Posts Tagged ‘feature’
ViewFormPagesLockDown Does not Kick In
Hardening your internet-facing MOSS installation is essential to avoid attacks. Check out Microsoft’s excellent guide which takes you through most of the steps required to shield your portal against intruders.
However, if your portal wasn’t born as a publishing portal, all anonymous users will have access to AllItems.aspx, DispForm.aspx and other pages that you probably don’t want outside users to see. For instance, you may have created a newsletter signup web part which posts data to a list (using elevation). In time, the list fills up with more or less sensitive information about your newsletter subscribers and you probably don’t want this information to end up in the wrong hands.
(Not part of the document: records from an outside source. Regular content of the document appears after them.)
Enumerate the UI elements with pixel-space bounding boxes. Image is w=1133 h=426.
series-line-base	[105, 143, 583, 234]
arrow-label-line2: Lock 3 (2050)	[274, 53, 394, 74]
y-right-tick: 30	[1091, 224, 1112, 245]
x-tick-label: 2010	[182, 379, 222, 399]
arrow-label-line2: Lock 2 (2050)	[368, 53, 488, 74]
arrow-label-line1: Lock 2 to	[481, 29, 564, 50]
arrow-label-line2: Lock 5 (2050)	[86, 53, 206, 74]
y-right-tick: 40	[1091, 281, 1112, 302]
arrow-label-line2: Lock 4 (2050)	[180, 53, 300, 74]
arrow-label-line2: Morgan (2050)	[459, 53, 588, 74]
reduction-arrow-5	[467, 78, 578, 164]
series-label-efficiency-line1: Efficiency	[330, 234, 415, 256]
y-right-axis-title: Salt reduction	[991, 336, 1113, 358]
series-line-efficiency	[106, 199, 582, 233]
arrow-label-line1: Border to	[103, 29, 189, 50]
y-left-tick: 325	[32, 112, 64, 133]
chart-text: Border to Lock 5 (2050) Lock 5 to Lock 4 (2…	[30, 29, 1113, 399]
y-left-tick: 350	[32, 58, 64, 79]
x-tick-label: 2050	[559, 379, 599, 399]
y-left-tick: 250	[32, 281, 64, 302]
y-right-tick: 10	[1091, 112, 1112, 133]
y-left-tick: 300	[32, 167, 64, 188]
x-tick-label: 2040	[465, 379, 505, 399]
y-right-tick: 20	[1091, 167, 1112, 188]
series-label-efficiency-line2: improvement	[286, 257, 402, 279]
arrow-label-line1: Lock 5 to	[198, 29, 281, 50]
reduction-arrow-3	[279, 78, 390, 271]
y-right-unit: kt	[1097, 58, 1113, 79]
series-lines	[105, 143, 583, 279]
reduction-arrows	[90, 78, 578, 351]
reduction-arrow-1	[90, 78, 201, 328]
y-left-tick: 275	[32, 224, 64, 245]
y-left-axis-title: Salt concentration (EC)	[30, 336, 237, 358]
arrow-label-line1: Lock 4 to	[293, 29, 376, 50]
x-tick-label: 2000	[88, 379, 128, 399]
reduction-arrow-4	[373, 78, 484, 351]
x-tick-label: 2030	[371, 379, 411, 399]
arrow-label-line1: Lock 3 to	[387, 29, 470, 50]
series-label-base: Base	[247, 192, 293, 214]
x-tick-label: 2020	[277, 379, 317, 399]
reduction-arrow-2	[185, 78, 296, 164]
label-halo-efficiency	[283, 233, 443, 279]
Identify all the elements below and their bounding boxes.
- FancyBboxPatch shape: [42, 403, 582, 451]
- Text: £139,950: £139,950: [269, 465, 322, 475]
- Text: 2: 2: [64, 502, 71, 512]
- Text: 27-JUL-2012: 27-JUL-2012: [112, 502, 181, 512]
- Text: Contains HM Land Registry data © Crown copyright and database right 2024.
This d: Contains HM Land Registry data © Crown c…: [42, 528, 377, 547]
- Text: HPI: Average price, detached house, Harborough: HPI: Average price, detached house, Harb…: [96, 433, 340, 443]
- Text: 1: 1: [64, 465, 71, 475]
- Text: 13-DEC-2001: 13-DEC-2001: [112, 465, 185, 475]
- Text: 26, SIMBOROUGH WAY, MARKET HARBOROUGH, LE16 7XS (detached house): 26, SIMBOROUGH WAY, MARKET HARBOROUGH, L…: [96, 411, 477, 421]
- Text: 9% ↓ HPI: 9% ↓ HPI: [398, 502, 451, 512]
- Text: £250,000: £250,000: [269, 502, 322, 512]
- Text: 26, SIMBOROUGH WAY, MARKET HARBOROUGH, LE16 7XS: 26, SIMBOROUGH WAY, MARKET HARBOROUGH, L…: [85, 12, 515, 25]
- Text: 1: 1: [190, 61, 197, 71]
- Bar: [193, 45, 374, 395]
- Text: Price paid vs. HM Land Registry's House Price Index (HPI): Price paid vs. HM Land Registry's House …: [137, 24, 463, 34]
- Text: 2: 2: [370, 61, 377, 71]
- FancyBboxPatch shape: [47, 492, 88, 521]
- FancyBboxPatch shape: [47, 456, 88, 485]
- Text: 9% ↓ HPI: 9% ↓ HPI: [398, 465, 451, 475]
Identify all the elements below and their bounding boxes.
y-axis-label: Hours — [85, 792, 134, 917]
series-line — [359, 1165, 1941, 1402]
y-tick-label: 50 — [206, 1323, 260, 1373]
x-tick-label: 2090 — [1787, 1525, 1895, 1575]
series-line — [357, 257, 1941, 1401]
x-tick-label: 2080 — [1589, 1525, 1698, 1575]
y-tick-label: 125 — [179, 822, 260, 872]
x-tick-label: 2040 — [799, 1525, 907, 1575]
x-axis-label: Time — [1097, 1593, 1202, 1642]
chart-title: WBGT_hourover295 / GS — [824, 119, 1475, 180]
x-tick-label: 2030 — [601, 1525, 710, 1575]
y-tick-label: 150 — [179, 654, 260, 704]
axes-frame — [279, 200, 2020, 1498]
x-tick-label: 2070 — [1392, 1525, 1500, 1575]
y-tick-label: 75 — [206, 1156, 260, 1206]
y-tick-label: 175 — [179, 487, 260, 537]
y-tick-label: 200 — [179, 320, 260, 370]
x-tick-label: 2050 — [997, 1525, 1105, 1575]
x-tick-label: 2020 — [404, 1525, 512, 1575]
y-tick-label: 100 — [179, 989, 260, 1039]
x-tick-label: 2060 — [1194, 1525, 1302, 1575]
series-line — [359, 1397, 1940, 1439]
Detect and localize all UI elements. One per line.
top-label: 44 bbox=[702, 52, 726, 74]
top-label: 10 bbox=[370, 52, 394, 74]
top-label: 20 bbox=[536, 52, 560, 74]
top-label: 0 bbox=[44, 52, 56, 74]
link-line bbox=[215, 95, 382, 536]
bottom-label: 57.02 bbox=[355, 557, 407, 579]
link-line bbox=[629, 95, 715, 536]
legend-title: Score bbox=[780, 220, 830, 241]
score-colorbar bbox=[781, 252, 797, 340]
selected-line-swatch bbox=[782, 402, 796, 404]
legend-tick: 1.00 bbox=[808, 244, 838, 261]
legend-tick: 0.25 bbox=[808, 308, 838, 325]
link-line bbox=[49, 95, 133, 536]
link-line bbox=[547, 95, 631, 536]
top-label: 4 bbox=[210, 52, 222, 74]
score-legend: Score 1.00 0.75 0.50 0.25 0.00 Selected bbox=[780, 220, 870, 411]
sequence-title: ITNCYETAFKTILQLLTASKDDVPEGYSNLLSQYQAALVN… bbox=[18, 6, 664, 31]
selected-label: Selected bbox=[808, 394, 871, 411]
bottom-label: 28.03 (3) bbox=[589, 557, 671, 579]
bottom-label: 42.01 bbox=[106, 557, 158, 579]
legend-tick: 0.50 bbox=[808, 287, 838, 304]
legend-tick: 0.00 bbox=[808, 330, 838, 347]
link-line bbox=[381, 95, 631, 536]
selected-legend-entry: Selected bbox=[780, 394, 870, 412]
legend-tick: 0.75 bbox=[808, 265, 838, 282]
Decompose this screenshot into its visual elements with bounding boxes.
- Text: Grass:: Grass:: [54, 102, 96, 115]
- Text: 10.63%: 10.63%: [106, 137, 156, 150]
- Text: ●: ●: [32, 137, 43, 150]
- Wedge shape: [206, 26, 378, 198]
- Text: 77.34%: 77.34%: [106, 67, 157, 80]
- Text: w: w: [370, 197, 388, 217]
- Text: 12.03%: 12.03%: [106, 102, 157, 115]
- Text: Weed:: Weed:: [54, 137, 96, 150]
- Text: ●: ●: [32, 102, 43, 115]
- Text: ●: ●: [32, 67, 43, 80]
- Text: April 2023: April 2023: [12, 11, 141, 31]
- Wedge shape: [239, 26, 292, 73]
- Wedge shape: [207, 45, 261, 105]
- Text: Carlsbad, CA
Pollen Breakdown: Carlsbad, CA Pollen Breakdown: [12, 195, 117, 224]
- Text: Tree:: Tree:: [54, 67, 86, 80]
Unfortunately, it is quite easy for someone with just a litte SharePoint experience to guess the path to e.g. the AllItems.aspx page of a SharePoint list:
And if your portal is not locked down, all list items will be there for the taking.
ViewFormPagesLockDown
Stsadm comes to the rescue yet again. To activate the lockdown, simply run this stsadm command:
stsadm -o activatefeature -url <site collection url> -filename ViewFormPagesLockDown\feature.xml
If you get the “Operation completed successfully”-message, you’re in business.
Well, almost…
The final step
You’ll probably find that the new feature still hasn’t kicked in. Fear not, you simply need to deactivate and reactivate anonymous access on the portal.